Indian Ocean Trepang is the lead partner in this portion of the project, and the company and participating communities identified nearly 800 acres of potential sites for sea cucumber enclosures. The company is testing the various locations to see if juvenile sea cucumbers are able to grow and thrive there.
These seaweed and sea cucumber farming activities will ultimately provide new, sustainable sources of income to complement traditional livelihoods such as fishing—without extracting or damaging natural resources. And as pressure on all wild fisheries is reduced, these populations will rebound to the point where they can once more be sustainably harvested. This is important for the future of Madagascar, since the fishing sector is a leading source of income for local communities and the island nation.

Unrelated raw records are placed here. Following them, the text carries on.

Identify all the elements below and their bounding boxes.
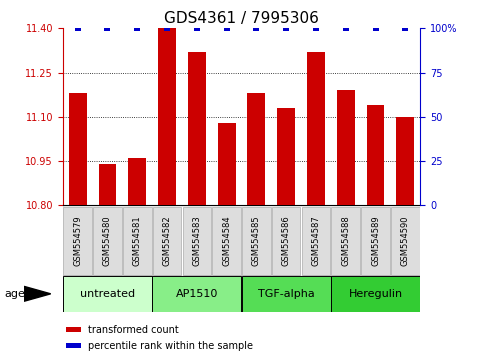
Bar [183, 207, 211, 275]
Bar [302, 207, 330, 275]
Bar [123, 207, 152, 275]
Text: GDS4361 / 7995306: GDS4361 / 7995306 [164, 11, 319, 25]
Bar [69, 93, 86, 205]
Bar [158, 28, 176, 205]
Point [401, 25, 409, 31]
Bar [272, 207, 300, 275]
Bar [242, 276, 331, 312]
Text: GSM554585: GSM554585 [252, 215, 261, 266]
Polygon shape [24, 286, 51, 301]
Bar [188, 52, 206, 205]
Point [253, 25, 260, 31]
Point [193, 25, 201, 31]
Point [133, 25, 141, 31]
Text: GSM554590: GSM554590 [401, 216, 410, 266]
Bar [213, 207, 241, 275]
Text: GSM554582: GSM554582 [163, 215, 171, 266]
Text: AP1510: AP1510 [176, 289, 218, 299]
Point [282, 25, 290, 31]
Bar [153, 207, 181, 275]
Point [104, 25, 112, 31]
Bar [152, 276, 242, 312]
Bar [367, 105, 384, 205]
Text: agent: agent [5, 289, 37, 299]
Bar [361, 207, 390, 275]
Bar [218, 123, 236, 205]
Text: GSM554586: GSM554586 [282, 215, 291, 266]
Bar [242, 207, 270, 275]
Bar [93, 207, 122, 275]
Point [74, 25, 82, 31]
Text: percentile rank within the sample: percentile rank within the sample [88, 341, 253, 350]
Bar [63, 207, 92, 275]
Bar [247, 93, 265, 205]
Point [342, 25, 350, 31]
Text: untreated: untreated [80, 289, 135, 299]
Bar [397, 117, 414, 205]
Text: TGF-alpha: TGF-alpha [258, 289, 314, 299]
Bar [66, 343, 81, 348]
Bar [307, 52, 325, 205]
Text: GSM554589: GSM554589 [371, 215, 380, 266]
Bar [331, 276, 420, 312]
Point [312, 25, 320, 31]
Bar [277, 108, 295, 205]
Point [223, 25, 230, 31]
Bar [63, 276, 152, 312]
Text: GSM554584: GSM554584 [222, 215, 231, 266]
Bar [66, 327, 81, 332]
Text: transformed count: transformed count [88, 325, 179, 335]
Bar [331, 207, 360, 275]
Text: Heregulin: Heregulin [348, 289, 403, 299]
Text: GSM554579: GSM554579 [73, 215, 82, 266]
Point [372, 25, 380, 31]
Text: GSM554580: GSM554580 [103, 215, 112, 266]
Bar [391, 207, 420, 275]
Bar [337, 90, 355, 205]
Point [163, 25, 171, 31]
Text: GSM554583: GSM554583 [192, 215, 201, 266]
Text: GSM554581: GSM554581 [133, 215, 142, 266]
Bar [99, 164, 116, 205]
Bar [128, 158, 146, 205]
Text: GSM554587: GSM554587 [312, 215, 320, 266]
Text: GSM554588: GSM554588 [341, 215, 350, 266]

Nosy Manga is helping farmers adopt strategies that generate high financial returns and simultaneously contribute to the conservation and restoration of Madagascar’s coastal and marine ecosystems.
This benefits local communities, fish, and even weird squishy sea cucumbers—an unlikely conservation hero.
About the Author: Christine Chumbler is a biodiversity communications consultant supporting USAID’s Sharing Environment and Energy Knowledge project.
This story was originally posted on Medium.com.